Is there a way to test reference equivalence?

blatyo · October 13, 2019, 7:38pm

Is there a way to tell if two variables reference the same data?

For example:

x = "thing"
y = x
z = "thing"

In this example x and y would have the same reference. However x and z would have different references, even though they have the same value. In ruby for example, you can check this by comparing object_id for both values. In Java, this is done with ==.

lpil · October 13, 2019, 8:03pm

In Elixir there is no meaningful difference between values and the pointers to them as data is immutable. Could you share what you want this functionality for?

blatyo · October 13, 2019, 8:09pm

It’s useful for testing optimizations that the language, runtime, or macros may provide in optimizing memory. For example, if you ran Enum.map/2 on an empty list, one implementation of that might return the same list, whereas another returns a new empty list.

blatyo · October 13, 2019, 8:36pm

This is a better example than the one I gave: https://github.com/erlang/otp/commit/6007bf0f822014e0bbd0cef675848d18ae99b69e

Having a way to check reference equality would make it easy to test a situation like this.

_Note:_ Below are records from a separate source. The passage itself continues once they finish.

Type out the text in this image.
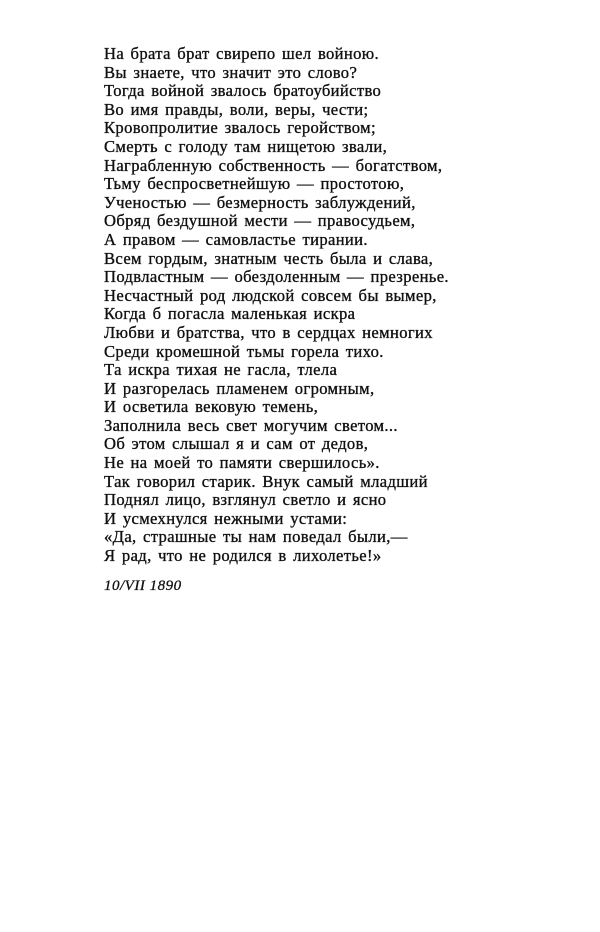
На брата брат свирепо шел войною.
Вы знаете, что значит это слово?
Тогда войной звалось братоубийство
Во имя правды, воли, веры, чести;
Кровопролитие звалось геройством;
Смерть с голоду там нищетою звали,
Награбленную собственность — богатством,
Тьму беспросветнейшую — простотою,
Ученостью — безмерность заблуждений,
Обряд бездушной мести — правосудьем,
А правом — самовластье тирании.
Всем гордым, знатным честь была и слава,
Подвластным — обездоленным — презренье.
Несчастный род людской совсем бы вымер,
Когда б погасла маленькая искра
Любви и братства, что в сердцах немногих
Среди кромешной тьмы горела тихо.
Та искра тихая не гасла, тлела
И разгорелась пламенем огромным,
И осветила вековую темень,
Заполнила весь свет могучим светом...
Об этом слышал я и сам от дедов,
Не на моей то памяти свершилось».
Так говорил старик. Внук самый младший
Поднял лицо, взглянул светло и ясно
И усмехнулся нежными устами:
«Да, страшные ты нам поведал были,—
Я рад, что не родился в лихолетье!»
10/VII 1890
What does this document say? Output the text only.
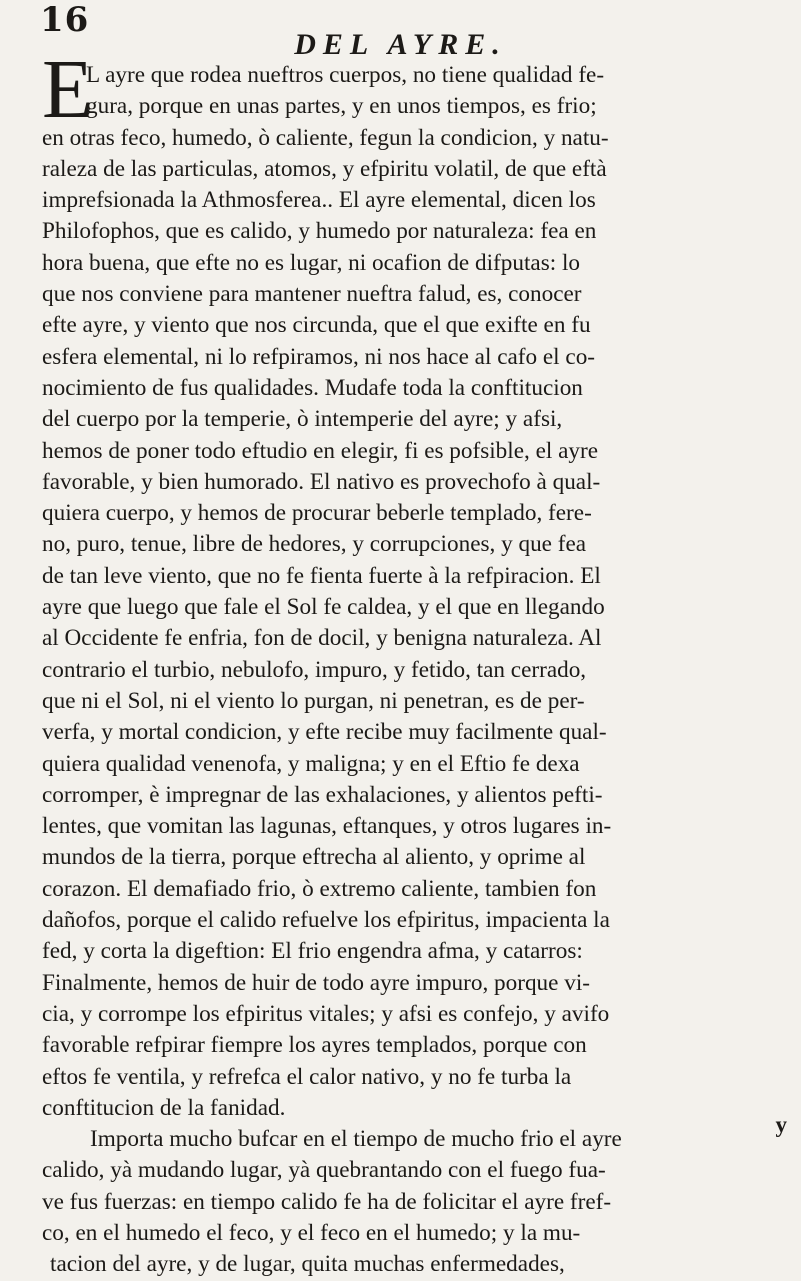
16
DEL AYRE.
E
L ayre que rodea nueftros cuerpos, no tiene qualidad fe-
gura, porque en unas partes, y en unos tiempos, es frio;
en otras feco, humedo, ò caliente, fegun la condicion, y natu-
raleza de las particulas, atomos, y efpiritu volatil, de que eftà
imprefsionada la Athmosferea.. El ayre elemental, dicen los
Philofophos, que es calido, y humedo por naturaleza: fea en
hora buena, que efte no es lugar, ni ocafion de difputas: lo
que nos conviene para mantener nueftra falud, es, conocer
efte ayre, y viento que nos circunda, que el que exifte en fu
esfera elemental, ni lo refpiramos, ni nos hace al cafo el co-
nocimiento de fus qualidades. Mudafe toda la conftitucion
del cuerpo por la temperie, ò intemperie del ayre; y afsi,
hemos de poner todo eftudio en elegir, fi es pofsible, el ayre
favorable, y bien humorado. El nativo es provechofo à qual-
quiera cuerpo, y hemos de procurar beberle templado, fere-
no, puro, tenue, libre de hedores, y corrupciones, y que fea
de tan leve viento, que no fe fienta fuerte à la refpiracion. El
ayre que luego que fale el Sol fe caldea, y el que en llegando
al Occidente fe enfria, fon de docil, y benigna naturaleza. Al
contrario el turbio, nebulofo, impuro, y fetido, tan cerrado,
que ni el Sol, ni el viento lo purgan, ni penetran, es de per-
verfa, y mortal condicion, y efte recibe muy facilmente qual-
quiera qualidad venenofa, y maligna; y en el Eftio fe dexa
corromper, è impregnar de las exhalaciones, y alientos pefti-
lentes, que vomitan las lagunas, eftanques, y otros lugares in-
mundos de la tierra, porque eftrecha al aliento, y oprime al
corazon. El demafiado frio, ò extremo caliente, tambien fon
dañofos, porque el calido refuelve los efpiritus, impacienta la
fed, y corta la digeftion: El frio engendra afma, y catarros:
Finalmente, hemos de huir de todo ayre impuro, porque vi-
cia, y corrompe los efpiritus vitales; y afsi es confejo, y avifo
favorable refpirar fiempre los ayres templados, porque con
eftos fe ventila, y refrefca el calor nativo, y no fe turba la
conftitucion de la fanidad.
Importa mucho bufcar en el tiempo de mucho frio el ayre
calido, yà mudando lugar, yà quebrantando con el fuego fua-
ve fus fuerzas: en tiempo calido fe ha de folicitar el ayre fref-
co, en el humedo el feco, y el feco en el humedo; y la mu-
tacion del ayre, y de lugar, quita muchas enfermedades,
y
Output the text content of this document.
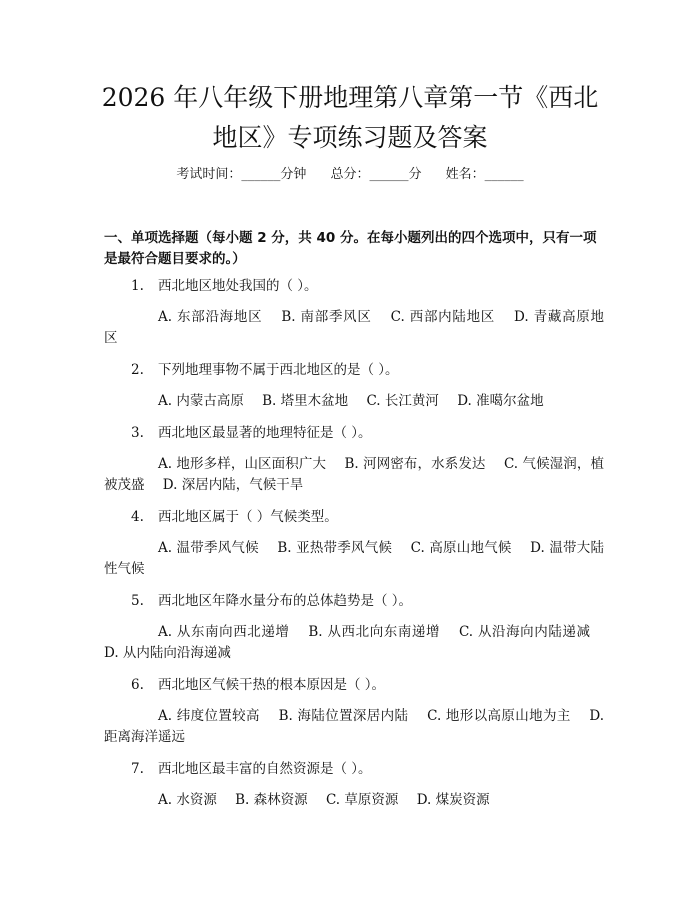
2026 年八年级下册地理第八章第一节《西北
地区》专项练习题及答案
考试时间：______分钟 总分：______分 姓名：______
一、单项选择题（每小题 2 分，共 40 分。在每小题列出的四个选项中，只有一项是最符合题目要求的。）
1. 西北地区地处我国的（ ）。
A. 东部沿海地区 B. 南部季风区 C. 西部内陆地区 D. 青藏高原地区
2. 下列地理事物不属于西北地区的是（ ）。
A. 内蒙古高原 B. 塔里木盆地 C. 长江黄河 D. 准噶尔盆地
3. 西北地区最显著的地理特征是（ ）。
A. 地形多样，山区面积广大 B. 河网密布，水系发达 C. 气候湿润，植被茂盛 D. 深居内陆，气候干旱
4. 西北地区属于（ ）气候类型。
A. 温带季风气候 B. 亚热带季风气候 C. 高原山地气候 D. 温带大陆性气候
5. 西北地区年降水量分布的总体趋势是（ ）。
A. 从东南向西北递增 B. 从西北向东南递增 C. 从沿海向内陆递减 D. 从内陆向沿海递减
6. 西北地区气候干热的根本原因是（ ）。
A. 纬度位置较高 B. 海陆位置深居内陆 C. 地形以高原山地为主 D. 距离海洋遥远
7. 西北地区最丰富的自然资源是（ ）。
A. 水资源 B. 森林资源 C. 草原资源 D. 煤炭资源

LostKobrakai · October 13, 2019, 8:46pm

I feel like you’re at the wrong level of abstraction. Either you shouldn’t be concerned with optimisations (they’re supposed to be opaque in terms of logical correctness) or you’re the implementor testing the implementation, but you’d then write the test at whatever level the implementation/optimisation is done in and not the language being implemented. Your example already shows this as the commit is all about C code.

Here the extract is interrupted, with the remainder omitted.